Research And Realize Of Network Monitoring Based On Data Packet Capture

With the rapid development of network technology and popularization of the network for people to study and work at the same time convenient for us to enhance people's dependence on the problem due to network - the network information security. Indeed, in people's lives are increasingly inseparable from the computer at the same time while the offense has a computer in China each year to rising at a rate of up to 30%. So in response to the test of the network security issues at the same time, an urgent task to develop to analyze, diagnose, test network performance and security tools that enable these tools can be effective monitoring of the network, better for the network to create healthy environment.The task of the paper is based on the research to the concept and the method of network data packet capture, the architecture of Winpcap and the driven mechanism of packet capture, and the principle of protocol analysis and filtering. As a result a set of software system about monitoring is designed and implemented.

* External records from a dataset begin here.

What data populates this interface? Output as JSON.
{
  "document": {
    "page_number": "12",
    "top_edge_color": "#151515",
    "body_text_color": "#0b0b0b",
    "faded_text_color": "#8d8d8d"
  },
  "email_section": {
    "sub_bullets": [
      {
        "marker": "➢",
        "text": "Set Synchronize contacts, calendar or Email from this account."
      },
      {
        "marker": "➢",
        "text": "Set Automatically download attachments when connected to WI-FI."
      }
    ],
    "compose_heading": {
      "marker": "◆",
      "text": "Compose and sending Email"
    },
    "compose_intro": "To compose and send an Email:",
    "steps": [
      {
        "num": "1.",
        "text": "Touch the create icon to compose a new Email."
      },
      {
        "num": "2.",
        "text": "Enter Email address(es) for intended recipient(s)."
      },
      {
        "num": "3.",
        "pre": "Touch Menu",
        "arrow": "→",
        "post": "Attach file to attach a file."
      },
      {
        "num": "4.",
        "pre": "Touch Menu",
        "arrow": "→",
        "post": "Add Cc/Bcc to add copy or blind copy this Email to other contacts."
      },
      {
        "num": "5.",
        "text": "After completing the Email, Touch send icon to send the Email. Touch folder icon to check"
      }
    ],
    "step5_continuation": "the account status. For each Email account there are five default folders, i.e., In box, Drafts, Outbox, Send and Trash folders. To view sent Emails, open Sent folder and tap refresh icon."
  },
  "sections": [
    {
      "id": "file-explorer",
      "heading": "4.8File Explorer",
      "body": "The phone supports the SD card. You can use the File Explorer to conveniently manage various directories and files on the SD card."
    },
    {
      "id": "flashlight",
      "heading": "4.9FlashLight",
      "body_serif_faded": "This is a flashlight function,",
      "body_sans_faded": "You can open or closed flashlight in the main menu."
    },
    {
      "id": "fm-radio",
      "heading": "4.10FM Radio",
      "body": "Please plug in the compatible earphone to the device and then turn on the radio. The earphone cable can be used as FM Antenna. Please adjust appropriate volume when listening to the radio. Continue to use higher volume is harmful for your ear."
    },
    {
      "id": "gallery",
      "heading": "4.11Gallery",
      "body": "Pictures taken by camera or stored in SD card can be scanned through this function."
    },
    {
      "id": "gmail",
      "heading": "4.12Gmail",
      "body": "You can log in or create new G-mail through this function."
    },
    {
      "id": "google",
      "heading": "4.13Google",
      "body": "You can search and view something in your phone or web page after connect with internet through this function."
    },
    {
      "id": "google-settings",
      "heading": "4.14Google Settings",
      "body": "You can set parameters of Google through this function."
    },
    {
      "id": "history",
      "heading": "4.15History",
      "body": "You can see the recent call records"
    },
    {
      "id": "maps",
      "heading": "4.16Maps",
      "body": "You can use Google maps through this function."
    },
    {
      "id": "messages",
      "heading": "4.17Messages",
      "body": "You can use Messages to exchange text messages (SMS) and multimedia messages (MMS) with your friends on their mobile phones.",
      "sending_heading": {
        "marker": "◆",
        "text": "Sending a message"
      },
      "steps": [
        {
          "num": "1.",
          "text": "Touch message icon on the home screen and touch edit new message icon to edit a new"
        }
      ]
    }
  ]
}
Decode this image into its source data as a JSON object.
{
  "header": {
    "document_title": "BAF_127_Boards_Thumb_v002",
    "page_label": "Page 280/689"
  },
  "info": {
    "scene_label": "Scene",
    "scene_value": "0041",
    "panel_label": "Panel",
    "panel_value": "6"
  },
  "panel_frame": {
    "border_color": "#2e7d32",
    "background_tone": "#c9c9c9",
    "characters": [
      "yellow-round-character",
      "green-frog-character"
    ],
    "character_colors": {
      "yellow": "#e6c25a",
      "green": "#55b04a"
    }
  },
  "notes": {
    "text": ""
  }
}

This paper mainly include the next three aspects:1. We do some deep research on the concept and the method of network data packet and packet capture, the architecture of Winpcap and the driven mechanism of packet capture, and the principle of protocol analysis and filtering, and made some experiment's study on the packet capture and filtering based on the Winpcap.2. This paper from different point of view put forward approach to improve overall system performance .At first, we put forward a multi-threaded performance, the appropriate size of the kernel and user cache, and strict filtering conditions, and so on to Optimize Winpcap; Secondly, in order to improve the efficiency of the protocol analysis, we put forward improved pattern matching algorithm under the conditions of the existing three kinds of pattern matching algorithm. Finally, we also put forward read-write buffer technology, multi-threaded processing technology to improve the system.3. Propose the procedure of the detail design and implement of the network monitoring system software, include each module of the system, Finally, we test and evaluate the performance of our monitoring system on a LAN.